Day 2 was more post-senatorial correspondence, but this batch had more to do with the Fulbright Association, the program's alumni organization. In the literature, you really get the impression that the Fulbright Association was a separate, private activity, initiated by alumni and nothing to do with the Board of Foreign Scholarships or Senator Fulbright. Reading correspondence between Senator Fulbright and Arthur Dudden, the founder/first President of the Fulbright Association revealed, however, that the former Senator really did take an interest. He encouraged Dudden and discussed the nature/role of the Association. He believed in an advocacy and lobbying role--something I really didn't see in the literature or in official documents.
To the extent that archive research can have new 'discoveries', this was my first big discovery for this trip--evidence of Fulbright's support for alumni activities, including advocacy and lobbying.

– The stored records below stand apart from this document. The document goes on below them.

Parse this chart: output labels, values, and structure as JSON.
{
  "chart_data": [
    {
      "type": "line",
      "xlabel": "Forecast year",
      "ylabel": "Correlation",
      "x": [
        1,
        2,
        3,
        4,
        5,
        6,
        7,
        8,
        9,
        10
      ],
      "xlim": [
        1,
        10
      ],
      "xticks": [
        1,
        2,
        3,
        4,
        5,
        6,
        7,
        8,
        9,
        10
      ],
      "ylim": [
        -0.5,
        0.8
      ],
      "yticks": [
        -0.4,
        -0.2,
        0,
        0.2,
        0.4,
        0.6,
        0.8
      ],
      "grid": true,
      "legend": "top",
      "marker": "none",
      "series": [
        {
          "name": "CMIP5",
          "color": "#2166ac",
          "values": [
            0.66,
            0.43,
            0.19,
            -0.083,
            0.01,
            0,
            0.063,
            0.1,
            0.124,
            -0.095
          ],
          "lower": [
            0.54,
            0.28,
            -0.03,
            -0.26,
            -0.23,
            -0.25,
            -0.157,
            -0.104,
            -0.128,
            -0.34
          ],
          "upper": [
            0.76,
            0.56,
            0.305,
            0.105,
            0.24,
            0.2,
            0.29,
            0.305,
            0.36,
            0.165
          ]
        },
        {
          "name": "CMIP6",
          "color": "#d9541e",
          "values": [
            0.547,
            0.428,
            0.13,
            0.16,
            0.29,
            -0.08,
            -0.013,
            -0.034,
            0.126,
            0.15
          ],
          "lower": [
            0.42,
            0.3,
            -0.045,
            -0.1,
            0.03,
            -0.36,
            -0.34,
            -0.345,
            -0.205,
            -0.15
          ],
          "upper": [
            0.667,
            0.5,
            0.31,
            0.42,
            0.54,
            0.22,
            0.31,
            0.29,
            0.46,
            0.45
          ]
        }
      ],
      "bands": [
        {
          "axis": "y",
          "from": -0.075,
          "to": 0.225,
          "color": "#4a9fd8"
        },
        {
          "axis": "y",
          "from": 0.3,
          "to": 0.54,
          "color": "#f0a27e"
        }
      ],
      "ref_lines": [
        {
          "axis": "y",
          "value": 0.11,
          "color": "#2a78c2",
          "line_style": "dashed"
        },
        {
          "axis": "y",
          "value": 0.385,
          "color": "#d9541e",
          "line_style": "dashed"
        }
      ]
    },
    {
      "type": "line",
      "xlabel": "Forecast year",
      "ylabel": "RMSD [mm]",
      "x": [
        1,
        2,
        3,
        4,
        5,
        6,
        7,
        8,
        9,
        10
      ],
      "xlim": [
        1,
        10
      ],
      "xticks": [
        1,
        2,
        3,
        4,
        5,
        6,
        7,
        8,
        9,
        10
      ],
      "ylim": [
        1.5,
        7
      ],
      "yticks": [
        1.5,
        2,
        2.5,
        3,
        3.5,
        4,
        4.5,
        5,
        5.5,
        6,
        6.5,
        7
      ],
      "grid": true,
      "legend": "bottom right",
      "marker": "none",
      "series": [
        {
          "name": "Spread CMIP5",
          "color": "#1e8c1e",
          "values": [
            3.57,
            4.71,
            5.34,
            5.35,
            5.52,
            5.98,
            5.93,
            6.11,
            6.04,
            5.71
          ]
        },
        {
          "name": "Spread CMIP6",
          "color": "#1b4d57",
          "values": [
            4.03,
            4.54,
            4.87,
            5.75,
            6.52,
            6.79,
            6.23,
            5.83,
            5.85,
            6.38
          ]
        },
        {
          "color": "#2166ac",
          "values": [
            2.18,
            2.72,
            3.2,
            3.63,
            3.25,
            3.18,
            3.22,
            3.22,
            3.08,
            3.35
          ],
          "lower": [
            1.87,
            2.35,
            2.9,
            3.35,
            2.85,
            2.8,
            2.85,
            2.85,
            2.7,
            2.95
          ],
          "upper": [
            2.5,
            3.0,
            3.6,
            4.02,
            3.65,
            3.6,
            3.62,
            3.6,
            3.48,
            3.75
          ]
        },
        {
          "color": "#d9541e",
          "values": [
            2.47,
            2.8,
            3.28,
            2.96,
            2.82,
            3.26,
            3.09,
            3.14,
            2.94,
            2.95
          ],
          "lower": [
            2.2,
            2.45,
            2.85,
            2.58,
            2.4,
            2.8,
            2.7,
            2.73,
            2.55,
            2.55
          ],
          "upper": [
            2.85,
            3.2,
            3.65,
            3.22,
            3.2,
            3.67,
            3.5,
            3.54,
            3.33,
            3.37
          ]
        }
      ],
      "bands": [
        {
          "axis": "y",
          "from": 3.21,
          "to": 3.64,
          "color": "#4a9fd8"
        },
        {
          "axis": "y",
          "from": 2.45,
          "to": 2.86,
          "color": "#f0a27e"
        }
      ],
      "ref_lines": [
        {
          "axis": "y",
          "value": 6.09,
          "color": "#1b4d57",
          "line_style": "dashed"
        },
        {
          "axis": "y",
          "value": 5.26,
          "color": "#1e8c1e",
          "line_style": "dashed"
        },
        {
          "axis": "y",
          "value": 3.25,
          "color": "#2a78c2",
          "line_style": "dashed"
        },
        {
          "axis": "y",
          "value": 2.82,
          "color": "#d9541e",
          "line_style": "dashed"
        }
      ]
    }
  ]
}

There were still some enquiry letters, even as you get into the 1990's. I still just can't believe the cajones of people who would write to the octogenarian founder of the program and ask for a recommendation. Some people even name-dropped, telling Senator Fulbright of a connection he shared with their father/grandfather/cousin/etc. I almost laughed out loud at one enquiry letter addressed to Senator Fulbright that said "Dear Sir or Madam," and asked for application materials. It wasn't even a language barrier issue--the letter writer was American!